Suara.com - Puasa Rajab merupakan amalan yang sering dipraktikkan oleh umat Islam. Puasa Rajab, yang dilakukan pada bulan ketujuh dalam kalender Hijriah, sering kali menjadi perdebatan di kalangan umat Islam mengenai statusnya sebagai amalan bid'ah atau tidak.
Namun ada perdebatan mengenai status hukumnya, apakah termasuk bid'ah atau sunnah. Menurut Ustadz Adi Hidayat, puasa Rajab adalah sunnah dan diperbolehkan untuk dilaksanakan.

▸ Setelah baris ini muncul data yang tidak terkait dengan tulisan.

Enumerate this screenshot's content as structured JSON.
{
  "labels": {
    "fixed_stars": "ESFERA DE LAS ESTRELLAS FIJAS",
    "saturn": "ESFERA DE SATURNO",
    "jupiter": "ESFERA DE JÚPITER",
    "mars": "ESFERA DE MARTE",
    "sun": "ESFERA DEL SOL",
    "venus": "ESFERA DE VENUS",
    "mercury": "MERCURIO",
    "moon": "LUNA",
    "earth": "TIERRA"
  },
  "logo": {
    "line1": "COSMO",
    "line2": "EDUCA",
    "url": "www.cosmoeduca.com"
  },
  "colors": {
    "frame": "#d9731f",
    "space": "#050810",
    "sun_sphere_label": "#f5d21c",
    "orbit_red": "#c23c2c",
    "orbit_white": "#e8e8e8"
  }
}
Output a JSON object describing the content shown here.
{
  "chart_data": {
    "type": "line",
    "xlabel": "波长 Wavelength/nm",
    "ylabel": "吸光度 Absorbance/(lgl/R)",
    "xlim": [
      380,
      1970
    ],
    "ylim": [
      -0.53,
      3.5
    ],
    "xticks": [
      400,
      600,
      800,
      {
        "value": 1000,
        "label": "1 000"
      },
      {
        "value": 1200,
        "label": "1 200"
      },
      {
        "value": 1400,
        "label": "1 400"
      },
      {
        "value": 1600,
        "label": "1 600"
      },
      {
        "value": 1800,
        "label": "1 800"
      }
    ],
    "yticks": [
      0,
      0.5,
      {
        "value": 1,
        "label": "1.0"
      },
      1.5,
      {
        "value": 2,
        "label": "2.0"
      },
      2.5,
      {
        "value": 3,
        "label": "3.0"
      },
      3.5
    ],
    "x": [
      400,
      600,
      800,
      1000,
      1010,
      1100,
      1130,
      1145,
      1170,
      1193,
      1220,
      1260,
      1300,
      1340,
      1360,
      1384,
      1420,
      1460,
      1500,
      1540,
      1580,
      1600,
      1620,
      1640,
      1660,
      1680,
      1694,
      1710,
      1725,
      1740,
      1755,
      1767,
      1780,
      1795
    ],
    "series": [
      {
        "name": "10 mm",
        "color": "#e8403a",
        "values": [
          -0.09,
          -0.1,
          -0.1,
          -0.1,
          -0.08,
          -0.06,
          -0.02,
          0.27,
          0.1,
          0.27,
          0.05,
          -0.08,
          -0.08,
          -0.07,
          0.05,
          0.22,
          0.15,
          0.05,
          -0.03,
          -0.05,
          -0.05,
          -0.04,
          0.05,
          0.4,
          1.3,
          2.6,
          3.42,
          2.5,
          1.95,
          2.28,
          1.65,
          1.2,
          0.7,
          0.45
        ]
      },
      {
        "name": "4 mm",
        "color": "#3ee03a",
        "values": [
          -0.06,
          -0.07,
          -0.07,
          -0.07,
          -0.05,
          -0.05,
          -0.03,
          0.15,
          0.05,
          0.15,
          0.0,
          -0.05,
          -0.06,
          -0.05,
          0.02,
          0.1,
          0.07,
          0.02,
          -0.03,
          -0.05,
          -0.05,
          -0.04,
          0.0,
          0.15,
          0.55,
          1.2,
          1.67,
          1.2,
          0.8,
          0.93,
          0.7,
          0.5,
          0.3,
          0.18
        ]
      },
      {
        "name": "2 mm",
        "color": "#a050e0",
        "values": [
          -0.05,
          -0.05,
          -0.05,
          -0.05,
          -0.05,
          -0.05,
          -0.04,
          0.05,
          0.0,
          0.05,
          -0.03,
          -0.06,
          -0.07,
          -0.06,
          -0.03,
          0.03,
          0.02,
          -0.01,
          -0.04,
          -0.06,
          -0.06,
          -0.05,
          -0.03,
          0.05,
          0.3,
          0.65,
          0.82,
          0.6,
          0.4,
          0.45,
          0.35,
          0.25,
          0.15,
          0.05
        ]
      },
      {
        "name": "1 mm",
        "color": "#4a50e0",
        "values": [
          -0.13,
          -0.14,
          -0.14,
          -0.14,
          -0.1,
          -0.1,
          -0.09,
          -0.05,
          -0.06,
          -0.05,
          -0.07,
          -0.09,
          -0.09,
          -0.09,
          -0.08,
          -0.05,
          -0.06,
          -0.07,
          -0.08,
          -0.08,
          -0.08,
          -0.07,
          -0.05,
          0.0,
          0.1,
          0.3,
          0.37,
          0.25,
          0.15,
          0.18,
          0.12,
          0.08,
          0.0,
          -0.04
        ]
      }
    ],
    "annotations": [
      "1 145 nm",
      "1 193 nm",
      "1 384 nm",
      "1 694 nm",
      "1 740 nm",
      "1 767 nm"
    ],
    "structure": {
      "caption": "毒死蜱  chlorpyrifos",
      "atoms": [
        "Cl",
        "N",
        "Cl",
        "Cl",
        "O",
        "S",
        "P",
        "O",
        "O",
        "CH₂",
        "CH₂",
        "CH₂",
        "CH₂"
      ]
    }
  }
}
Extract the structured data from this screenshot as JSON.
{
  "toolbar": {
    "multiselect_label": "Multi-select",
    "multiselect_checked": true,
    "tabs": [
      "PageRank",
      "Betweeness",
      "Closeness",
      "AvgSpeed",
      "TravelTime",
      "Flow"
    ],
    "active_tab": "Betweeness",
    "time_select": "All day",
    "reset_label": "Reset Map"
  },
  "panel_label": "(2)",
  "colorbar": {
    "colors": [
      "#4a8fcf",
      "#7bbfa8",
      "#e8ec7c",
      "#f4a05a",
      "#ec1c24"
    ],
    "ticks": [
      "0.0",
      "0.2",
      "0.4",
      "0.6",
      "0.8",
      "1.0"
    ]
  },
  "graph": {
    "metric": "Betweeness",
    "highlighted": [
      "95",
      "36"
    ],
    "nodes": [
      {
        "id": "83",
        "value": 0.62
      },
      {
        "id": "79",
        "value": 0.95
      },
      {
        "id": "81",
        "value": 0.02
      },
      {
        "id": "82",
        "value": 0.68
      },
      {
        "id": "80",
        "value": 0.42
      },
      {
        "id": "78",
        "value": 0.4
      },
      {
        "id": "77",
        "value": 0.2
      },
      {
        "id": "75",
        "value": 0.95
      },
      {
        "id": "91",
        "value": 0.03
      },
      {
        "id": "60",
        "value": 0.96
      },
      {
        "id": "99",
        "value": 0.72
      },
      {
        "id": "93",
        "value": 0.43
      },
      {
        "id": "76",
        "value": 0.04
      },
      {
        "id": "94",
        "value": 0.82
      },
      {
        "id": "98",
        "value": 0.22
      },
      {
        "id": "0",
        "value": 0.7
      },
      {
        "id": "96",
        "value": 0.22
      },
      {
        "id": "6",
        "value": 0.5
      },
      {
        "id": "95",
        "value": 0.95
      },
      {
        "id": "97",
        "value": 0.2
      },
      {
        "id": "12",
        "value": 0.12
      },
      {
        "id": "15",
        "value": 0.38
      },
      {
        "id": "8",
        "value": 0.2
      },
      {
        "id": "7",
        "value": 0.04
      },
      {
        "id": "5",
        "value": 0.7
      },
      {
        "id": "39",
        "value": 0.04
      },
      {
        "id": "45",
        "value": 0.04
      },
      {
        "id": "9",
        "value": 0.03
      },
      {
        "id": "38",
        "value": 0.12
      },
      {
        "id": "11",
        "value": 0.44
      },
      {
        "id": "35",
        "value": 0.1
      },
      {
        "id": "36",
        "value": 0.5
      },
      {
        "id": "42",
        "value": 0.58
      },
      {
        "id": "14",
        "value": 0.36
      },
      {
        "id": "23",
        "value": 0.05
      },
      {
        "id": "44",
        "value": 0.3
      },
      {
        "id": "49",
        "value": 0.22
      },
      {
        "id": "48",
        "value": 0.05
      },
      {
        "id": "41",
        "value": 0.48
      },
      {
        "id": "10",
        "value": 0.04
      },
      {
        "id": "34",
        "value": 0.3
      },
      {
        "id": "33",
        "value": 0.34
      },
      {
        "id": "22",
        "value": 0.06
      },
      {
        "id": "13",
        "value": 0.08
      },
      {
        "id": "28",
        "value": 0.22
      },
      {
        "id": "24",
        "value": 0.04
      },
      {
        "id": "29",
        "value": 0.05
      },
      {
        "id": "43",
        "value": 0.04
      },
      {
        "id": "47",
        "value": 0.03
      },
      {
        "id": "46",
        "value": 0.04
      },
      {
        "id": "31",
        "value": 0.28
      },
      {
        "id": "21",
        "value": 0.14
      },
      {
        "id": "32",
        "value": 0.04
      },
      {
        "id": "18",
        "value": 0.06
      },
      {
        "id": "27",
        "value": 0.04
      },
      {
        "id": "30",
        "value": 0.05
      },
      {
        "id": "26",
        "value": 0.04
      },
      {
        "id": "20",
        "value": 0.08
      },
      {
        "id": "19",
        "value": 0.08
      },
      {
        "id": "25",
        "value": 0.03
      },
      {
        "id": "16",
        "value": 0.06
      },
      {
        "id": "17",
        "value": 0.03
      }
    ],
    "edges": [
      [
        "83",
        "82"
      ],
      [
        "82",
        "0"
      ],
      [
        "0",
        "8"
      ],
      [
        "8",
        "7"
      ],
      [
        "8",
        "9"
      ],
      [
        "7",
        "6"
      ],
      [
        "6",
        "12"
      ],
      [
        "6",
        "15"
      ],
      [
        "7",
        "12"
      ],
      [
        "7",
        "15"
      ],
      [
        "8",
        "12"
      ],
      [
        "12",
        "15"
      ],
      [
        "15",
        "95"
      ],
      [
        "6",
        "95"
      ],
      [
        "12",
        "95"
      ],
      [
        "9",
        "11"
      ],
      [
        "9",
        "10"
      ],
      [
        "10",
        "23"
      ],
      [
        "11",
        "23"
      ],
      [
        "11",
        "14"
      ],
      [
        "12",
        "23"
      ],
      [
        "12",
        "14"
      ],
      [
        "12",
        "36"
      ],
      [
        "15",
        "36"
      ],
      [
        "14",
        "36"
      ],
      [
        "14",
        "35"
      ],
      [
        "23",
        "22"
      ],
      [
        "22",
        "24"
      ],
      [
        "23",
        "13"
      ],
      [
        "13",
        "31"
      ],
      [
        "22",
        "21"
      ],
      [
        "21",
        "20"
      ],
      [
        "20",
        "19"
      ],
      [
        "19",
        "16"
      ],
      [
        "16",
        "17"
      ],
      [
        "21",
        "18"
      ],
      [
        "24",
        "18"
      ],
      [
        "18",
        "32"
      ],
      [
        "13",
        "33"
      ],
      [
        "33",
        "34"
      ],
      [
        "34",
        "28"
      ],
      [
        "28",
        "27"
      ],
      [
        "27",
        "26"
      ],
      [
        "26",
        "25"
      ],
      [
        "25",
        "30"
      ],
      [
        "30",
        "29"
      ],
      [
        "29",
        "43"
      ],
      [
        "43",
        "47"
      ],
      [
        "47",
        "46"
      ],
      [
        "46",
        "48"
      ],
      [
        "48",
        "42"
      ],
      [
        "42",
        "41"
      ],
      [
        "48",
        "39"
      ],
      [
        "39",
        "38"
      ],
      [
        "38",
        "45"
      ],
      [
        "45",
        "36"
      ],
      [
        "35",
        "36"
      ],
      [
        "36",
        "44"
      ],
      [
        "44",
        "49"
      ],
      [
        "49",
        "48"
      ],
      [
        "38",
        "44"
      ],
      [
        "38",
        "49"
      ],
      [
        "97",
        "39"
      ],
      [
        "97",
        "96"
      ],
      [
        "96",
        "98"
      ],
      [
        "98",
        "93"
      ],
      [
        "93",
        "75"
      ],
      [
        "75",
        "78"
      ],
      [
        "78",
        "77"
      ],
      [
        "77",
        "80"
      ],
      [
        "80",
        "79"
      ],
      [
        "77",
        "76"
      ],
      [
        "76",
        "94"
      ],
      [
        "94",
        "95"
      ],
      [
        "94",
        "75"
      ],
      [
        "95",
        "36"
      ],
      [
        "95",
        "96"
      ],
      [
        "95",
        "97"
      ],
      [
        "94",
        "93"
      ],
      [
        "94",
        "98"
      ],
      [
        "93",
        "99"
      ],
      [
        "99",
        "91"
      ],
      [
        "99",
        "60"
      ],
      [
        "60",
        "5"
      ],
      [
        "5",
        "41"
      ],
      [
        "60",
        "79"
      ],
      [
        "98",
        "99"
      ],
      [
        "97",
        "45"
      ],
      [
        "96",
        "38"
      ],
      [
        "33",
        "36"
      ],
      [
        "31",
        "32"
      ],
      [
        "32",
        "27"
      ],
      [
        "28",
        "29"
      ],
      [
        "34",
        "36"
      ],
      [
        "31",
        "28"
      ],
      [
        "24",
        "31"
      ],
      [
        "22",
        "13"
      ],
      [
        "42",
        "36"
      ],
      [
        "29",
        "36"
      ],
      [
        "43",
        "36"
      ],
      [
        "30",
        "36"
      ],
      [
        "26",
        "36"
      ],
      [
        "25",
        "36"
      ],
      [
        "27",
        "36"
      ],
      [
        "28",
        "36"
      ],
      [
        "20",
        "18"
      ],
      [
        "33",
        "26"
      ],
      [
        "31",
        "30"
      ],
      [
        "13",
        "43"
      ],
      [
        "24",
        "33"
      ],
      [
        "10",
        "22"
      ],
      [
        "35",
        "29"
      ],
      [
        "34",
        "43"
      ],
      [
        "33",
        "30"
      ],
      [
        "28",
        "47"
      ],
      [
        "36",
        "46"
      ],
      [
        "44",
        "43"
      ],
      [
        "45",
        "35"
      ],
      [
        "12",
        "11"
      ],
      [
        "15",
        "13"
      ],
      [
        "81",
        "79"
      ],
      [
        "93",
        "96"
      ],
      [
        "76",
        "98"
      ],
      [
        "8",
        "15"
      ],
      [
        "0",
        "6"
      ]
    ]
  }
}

Ia menjelaskan bahwa terdapat hadis sahih yang menunjukkan bahwa Rasulullah SAW pernah berpuasa di bulan Rajab, yang menjadi dasar untuk melaksanakan puasa di bulan-bulan haram, termasuk Rajab.
Ustaz Adi Hidayat menekankan bahwa hukum asal dari setiap ibadah adalah haram jika tidak ada dalilnya.
Namun, puasa di bulan Rajab memiliki dalil yang kuat dari hadis yang diriwayatkan oleh Sayyidah Aisyah dan Ibnu Abbas.
Dalam hadis tersebut, dijelaskan bahwa Nabi Muhammad SAW sering berpuasa di bulan-bulan haram, termasuk Rajab.
Meskipun demikian, Ustaz Adi Hidayat juga mengingatkan agar umat Islam tidak terjebak pada keutamaan-keutamaan yang disebutkan dalam hadis-hadis palsu terkait puasa Rajab.
Adapun dalil puasa Rajab diceritakan oleh Utsman bin Hakim Al Anshari. Ia berkata "Saya bertanya kepada Sa'id bin Jubair mengenai puasa Rajab, dan saat itu kami berada di bulan Rajab. Maka, ia pun menjawab, 'Saya telah mendengar Ibnu Abbas radliallahu 'anhuma berkata, 'Dulu Rasulullah shallallahu 'alaihi wasallam pernah berpuasa hingga kami berkata berkata bahwa beliau tidak akan berbuka. Dan ia juga pernah berbuka hingga kami berkata bahwa beliau tidak akan puasa.'" (HR. Muslim no. 1960).
Ia menekankan pentingnya mengacu pada dalil yang sahih dan tidak mengikuti amalan yang tidak memiliki dasar dari Nabi SAW.
Dengan demikian, puasa Rajab dapat dilakukan dengan niat untuk meningkatkan ibadah tanpa berharap pada keutamaan yang tidak jelas.
Secara ringkas, puasa Rajab adalah sunnah dan dianjurkan, tetapi pelaksanaannya harus didasarkan pada pemahaman yang benar mengenai dalil-dalil yang sahih.